From then on, measures started becoming more drastic and more aggressive. In 2011, a group of anti-Zwarte Piet activists protested at the arrival by steamboat of Sinterklaas in Dordrecht, in the midst of hundreds of joyful children. Though the protest was intended peacefully, the activists were arrested with considerable violence. An extra element was now added to the debate. Next to the already existing two groups, pro- and anti-Zwarte Piet, a third group arose: a group of people who were not too bothered either way, but felt that this was not a fight to be fought in the presence of children.


Considering the controversy around their protest, seven anti-Zwarte Piet activists chose a different path to achieve their goals. In 2014, they took the municipality of Amsterdam to court, trying to get a lawful ban on Zwarte Piet at his arrival by boat for that year. Their endeavor was unsuccessful and in November 2014, Sinterklaas’ boat was still graced by dozens of Zwarte Pieten.

Now, from early September on, people already start to become anxious. Who will be the first one to make a move this year? When will the discussion be ignited again? This year, the honor goes to children’s advocate Margrite Kalverboer. On September 30th, she publishes a report saying that Zwarte Piet is going against the UN’s Convention of the Rights of the Child, because it can promote bullying, exclusion or even discrimination. Within no more than a couple of hours, Kalverboer has already received dozens of threatening emails and messages. The Zwarte Piet protagonists remain aggressive as ever.

Black Pete can promote bullying, exclusion and even discrimination


The discussion seems disproportional with regards to the size of the matter itself. I highly doubt that anyone will truly suffer if Zwarte Piet suddenly turns purple or green, or any color for that matter. But that’s not what this discussion is about. What seems to be the problem here is that both parties have chosen this particular issue to represent a bigger issue. The first being the persisting presence of racism and discrimination in the Netherlands and the second being a question of how far we have to adapt our own culture to make people of other cultures feel more welcome.
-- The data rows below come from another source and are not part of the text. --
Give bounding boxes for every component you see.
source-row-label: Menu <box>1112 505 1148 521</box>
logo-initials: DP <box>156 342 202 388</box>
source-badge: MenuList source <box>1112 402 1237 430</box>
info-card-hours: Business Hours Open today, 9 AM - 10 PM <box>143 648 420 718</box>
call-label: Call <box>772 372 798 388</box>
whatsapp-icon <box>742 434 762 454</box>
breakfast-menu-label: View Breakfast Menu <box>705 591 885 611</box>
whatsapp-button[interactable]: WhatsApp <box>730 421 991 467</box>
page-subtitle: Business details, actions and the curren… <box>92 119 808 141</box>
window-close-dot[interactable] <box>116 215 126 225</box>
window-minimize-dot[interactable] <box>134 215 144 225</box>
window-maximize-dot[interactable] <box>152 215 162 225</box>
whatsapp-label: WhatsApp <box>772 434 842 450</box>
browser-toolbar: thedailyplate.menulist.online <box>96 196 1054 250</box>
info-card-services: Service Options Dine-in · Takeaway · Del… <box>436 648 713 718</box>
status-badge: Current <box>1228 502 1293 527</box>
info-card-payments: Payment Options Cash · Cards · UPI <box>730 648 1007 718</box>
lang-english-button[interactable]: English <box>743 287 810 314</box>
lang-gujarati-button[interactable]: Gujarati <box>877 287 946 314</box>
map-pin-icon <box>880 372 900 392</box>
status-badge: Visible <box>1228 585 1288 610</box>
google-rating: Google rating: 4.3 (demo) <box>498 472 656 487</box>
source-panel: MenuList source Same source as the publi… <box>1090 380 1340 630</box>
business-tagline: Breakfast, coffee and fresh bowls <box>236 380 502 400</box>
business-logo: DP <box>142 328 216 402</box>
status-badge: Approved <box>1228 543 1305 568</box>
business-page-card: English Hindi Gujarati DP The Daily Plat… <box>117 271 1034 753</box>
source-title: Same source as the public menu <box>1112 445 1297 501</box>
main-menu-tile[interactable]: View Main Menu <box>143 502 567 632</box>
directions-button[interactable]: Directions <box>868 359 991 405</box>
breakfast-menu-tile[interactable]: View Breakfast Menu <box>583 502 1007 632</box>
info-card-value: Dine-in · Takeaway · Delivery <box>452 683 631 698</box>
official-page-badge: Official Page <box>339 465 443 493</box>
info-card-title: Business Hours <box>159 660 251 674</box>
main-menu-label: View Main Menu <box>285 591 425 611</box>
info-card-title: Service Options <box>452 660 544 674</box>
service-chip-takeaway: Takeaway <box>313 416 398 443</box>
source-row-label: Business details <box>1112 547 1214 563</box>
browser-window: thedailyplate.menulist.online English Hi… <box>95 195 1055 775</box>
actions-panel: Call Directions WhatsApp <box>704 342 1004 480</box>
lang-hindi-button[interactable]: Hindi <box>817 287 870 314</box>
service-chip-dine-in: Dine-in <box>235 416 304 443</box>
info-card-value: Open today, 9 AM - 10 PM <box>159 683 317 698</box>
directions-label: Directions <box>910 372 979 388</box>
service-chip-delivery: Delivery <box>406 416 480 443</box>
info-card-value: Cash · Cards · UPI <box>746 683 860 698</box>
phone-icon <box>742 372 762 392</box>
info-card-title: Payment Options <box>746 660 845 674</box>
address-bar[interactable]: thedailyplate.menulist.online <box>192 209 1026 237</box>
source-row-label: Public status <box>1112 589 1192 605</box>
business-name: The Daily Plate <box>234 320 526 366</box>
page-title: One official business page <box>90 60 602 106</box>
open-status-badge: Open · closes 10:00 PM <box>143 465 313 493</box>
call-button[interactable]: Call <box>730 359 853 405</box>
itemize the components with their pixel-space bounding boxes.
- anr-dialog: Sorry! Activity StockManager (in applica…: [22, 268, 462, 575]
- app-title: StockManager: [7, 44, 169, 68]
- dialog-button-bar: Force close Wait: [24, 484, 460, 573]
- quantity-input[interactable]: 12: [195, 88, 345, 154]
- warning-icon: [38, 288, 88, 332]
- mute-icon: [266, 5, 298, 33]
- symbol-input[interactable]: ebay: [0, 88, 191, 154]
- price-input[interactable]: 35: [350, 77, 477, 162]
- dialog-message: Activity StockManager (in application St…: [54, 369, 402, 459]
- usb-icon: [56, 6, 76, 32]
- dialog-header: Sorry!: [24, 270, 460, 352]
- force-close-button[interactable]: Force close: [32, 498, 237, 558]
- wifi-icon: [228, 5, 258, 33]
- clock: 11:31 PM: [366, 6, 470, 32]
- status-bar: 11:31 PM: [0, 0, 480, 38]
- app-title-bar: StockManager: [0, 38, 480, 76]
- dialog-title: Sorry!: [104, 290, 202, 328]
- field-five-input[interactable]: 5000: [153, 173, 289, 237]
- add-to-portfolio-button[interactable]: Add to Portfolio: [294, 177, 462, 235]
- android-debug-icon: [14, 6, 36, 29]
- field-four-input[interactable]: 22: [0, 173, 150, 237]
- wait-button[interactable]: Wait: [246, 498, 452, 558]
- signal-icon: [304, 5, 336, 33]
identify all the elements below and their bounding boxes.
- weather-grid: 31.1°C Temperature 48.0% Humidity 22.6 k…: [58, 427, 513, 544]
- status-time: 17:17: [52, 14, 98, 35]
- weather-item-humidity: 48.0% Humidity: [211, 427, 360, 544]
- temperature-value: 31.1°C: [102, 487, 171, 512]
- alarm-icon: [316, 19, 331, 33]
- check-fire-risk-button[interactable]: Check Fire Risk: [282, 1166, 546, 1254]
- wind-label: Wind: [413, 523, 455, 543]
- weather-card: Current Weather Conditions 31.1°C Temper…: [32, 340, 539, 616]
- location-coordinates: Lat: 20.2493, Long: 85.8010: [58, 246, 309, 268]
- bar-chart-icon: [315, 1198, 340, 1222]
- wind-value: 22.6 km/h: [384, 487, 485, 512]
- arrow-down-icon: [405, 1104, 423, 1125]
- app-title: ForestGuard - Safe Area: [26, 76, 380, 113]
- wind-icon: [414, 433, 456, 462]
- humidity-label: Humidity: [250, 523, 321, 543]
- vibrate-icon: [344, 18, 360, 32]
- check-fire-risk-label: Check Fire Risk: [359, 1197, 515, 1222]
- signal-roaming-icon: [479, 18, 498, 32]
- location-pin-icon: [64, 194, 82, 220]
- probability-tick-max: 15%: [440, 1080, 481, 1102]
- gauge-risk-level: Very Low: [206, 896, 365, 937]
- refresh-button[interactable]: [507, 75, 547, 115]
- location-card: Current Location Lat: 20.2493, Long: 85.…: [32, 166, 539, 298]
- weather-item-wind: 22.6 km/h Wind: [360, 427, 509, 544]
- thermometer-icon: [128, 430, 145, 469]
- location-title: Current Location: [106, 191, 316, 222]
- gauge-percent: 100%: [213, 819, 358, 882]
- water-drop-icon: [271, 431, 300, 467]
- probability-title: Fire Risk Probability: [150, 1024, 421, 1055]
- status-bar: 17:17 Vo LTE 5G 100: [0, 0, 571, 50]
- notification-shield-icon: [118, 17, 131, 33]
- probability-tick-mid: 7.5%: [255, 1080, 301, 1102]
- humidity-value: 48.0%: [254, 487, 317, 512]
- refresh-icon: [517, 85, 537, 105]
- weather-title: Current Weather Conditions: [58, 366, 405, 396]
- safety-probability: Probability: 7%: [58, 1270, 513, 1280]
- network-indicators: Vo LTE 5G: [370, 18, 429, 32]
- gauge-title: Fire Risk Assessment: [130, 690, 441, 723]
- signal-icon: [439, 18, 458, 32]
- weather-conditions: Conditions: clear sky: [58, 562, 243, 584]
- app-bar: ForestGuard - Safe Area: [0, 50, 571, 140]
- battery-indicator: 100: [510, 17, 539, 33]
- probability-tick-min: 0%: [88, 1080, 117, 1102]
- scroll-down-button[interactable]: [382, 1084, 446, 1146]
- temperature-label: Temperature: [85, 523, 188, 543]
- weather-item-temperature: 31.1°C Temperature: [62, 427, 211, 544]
The thing is that solutions to these issues aren’t mutually exclusive. But by choosing Zwarte Piet as a representation of both issues, two equally relevant issues have become each other’s opponent. It has come to the point where changing Zwarte Piet means giving up all of Dutch culture, whereas keeping him black means giving in to racism and exclusion. Either solution will discredit the relevance of the opposing issue.

Perhaps it’s time to start addressing the issues that are behind this whole discussion

In my opinion, this discussion can’t be fixed unless we recognize both issues and start separate conversations about them. Though changing the color of Zwarte Piet is definitely a reasonable measure in my eyes, I also believe that there is room for a debate about how far we have to adapt. If someone would propose to ban short skirts because they make people of certain religions feel uncomfortable, I would definitely be less open to adaption. So where do we draw the line? When does adapting to include new cultures start to turn into excluding our own?

Perhaps it’s time to start addressing the issues that are behind this whole discussion. And as far as Zwarte Piet goes: traditions are meant to evolve over time. Changing his skin color does not mean abandoning our culture, it means making it accessible and joyous for everyone.